Herwis always has had a fascination with flight and wings, combined with an interest in problem solving and designing things.
“As a child, I played with Legos and made Lego planes and paper planes,” the 23-year-old student said. “I was always refining and redesigning the way they were built, sometimes to make them fly farther (in the case of paper planes); other times simply to make them look cooler.”
When Dr. John Weber, his Perimeter math professor, told him about the NASA Community College Aerospace Scholars program, Herwis jumped at the opportunity to apply. Herwis was recently selected as a scholar and will go to NASA’s Stennis Space Center in Mississippi Feb. 21-24 to attend an onsite program with students from across the United States. NASA describes the Stennis Space Center as its “primary rocket propulsion testing ground.”
At the center, Herwis will get a chance to test his ideas for propulsion and mobility as part of a team in a robotics project. The exercise is aimed at designing a rover for Mars exploration.
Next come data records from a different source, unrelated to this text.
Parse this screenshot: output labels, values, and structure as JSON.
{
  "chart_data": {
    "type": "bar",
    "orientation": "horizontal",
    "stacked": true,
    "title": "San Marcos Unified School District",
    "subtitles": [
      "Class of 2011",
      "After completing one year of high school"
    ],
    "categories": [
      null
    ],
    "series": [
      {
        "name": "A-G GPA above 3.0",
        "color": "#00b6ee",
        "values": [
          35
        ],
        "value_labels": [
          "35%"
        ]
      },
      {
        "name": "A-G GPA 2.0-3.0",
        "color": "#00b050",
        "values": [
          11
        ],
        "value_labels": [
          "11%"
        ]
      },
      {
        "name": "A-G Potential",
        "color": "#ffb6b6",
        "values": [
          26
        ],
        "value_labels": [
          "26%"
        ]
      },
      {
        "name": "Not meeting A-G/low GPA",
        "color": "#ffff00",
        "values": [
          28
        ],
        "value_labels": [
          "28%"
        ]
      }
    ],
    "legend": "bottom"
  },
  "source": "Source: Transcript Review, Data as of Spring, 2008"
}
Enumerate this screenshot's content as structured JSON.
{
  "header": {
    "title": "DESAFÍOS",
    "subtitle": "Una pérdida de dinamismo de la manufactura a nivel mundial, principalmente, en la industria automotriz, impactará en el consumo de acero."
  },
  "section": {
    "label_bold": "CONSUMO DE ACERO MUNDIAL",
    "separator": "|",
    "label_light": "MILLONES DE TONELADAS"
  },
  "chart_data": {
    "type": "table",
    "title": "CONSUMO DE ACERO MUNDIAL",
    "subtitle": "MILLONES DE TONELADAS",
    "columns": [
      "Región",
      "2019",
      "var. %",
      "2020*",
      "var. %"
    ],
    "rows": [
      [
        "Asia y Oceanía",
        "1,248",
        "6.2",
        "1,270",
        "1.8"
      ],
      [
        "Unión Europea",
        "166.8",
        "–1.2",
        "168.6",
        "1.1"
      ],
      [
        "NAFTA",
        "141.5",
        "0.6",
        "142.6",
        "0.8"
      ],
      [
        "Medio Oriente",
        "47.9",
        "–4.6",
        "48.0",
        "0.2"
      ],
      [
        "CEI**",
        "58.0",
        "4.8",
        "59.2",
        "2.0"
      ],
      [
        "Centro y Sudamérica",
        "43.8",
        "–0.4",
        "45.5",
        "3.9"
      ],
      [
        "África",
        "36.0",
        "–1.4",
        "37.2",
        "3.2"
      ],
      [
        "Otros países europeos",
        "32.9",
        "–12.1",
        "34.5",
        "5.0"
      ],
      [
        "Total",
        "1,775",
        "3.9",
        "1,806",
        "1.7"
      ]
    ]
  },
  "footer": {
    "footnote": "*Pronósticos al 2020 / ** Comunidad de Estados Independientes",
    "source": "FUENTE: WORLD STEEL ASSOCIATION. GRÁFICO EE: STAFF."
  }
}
Students interested in attending an onsite experience with NASA must first complete and pass an extensive online test to be accepted as a NASA Community College Scholar.
“The online portion of each chapter discusses topics like the history of NASA and the development of the aerospace industry as we now know it,” said Herwis. “After every chapter there’s a quiz for that chapter, and we have to choose a project. We get to choose three options — our plan to get man to Mars, formulating plans to search for life on Mars and designing a rover that would travel on Mars.”
Born in the United States, Herwis traveled extensively with his family overseas, before settling in the Clarkston area.
“I chose Perimeter College because it was close to family — and because my mom suggested it,” he said. (His mother is a student on Georgia State’s Atlanta Campus.)
He was delighted to find the engineering courses offered at the college. When he isn’t figuring out a new design for a plane, or thinking about quasars and pulsar speeds in space, he is a tutor at the Learning and Tutoring Center on the Decatur Campus.
“This is the first time I’m going to be on a NASA site; it’s exciting and surreal to me,” said Herwis, who dreams of one day working for NASA. “I always knew I wanted to go into the aerospace industry.”